Now, on to all that add the China question.  Primarily what I mean is the return of Cold War politics, the gradual limiting of research co-operation and the possible loss of international students, a scenario we have seen play out across a number of Western countries over the past two years. (although: holy moly, did you see the U-15s pushback on the research safeguards issue this week? I don’t think I have seen any national association push back on national security measures quite so hard.)  But it goes beyond that.  It’s pretty clear that the People’s Republic is keeping tabs on students in foreign countries, and pro-Beijing groups are on campus with a view to containing the airing of views uncongenial to Beijing (mainly on Hong Kong, Tibet and Xinjiang).  And there’s every chance it could be more aggressive on this: consider the shit-storm China decided to rain down on the NBA when one general manager decided to tweet a pro-Hong Kong sentiment, or its insistence that US airlines refer to Taiwan as China on their airplane maps.  There’s absolutely no reason China might not start applying similar pressure on universities in similar manners (indeed, it has been using maps in scientific journals to press its case on the nine-dash line maritime border for some time now).  For some idea of how this might proceed, I direct your attention to this quite brilliant twitter thread by Fordham Law School Professor Carl Minzner, which outlines exactly how China could go down the road of punishing institutions selectively.

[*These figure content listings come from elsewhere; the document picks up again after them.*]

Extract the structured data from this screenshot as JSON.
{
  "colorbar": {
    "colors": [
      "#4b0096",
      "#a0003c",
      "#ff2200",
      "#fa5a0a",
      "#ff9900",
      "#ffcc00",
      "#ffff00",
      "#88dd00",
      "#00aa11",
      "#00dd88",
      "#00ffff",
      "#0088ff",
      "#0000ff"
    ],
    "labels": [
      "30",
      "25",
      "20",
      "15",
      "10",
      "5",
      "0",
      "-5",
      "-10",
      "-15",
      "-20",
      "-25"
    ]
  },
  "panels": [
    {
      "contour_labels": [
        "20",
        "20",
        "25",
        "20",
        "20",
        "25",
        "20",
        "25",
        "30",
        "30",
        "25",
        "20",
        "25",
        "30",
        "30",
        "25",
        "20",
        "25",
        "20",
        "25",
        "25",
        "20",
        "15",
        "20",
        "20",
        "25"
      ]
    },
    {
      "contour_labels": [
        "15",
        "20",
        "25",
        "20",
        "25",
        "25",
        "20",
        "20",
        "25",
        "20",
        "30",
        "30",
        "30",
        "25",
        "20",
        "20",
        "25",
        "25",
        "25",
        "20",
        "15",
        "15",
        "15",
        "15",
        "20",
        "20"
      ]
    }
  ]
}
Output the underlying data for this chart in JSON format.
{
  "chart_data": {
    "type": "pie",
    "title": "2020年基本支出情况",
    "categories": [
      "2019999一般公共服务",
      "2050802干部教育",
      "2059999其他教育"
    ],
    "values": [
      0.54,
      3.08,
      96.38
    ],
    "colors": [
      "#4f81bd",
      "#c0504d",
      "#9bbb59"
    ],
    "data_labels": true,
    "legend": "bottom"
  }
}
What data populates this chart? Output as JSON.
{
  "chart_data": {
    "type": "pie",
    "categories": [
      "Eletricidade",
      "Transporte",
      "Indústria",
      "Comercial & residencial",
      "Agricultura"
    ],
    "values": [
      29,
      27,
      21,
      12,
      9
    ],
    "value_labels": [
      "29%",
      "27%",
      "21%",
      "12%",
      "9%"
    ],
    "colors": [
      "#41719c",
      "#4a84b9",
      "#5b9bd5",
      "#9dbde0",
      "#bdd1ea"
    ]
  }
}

As more and more students and academics cross borders, more and more politics cross borders with them.  For the last decade or so, institutions with large numbers of international students have tended to become more risk-conscious, but risk-conscious in terms of money – how exchange rates and fluctuations in enrolments might affect the institution’s prestige.  But it is rapidly becoming clear that risk is becoming broader than that.  It might well be getting to the point where, as Karin Fischer postulated in this excellent Chronicle article, for universities to begin constructing their own foreign policies.

All of which is to say is that at precisely the time where universities are having to deal with persistent funding challenges, they find themselves in the most challenging external environment since at least the end of the Soviet Union.  The temptation for Western universities to submit to political pressures to relieve financial ones is very real.  It must be resisted, for without distance from governments, the basic purpose of Western universities – to search for and speak the truth – cannot long remain. 

But there will almost certainly be a cost.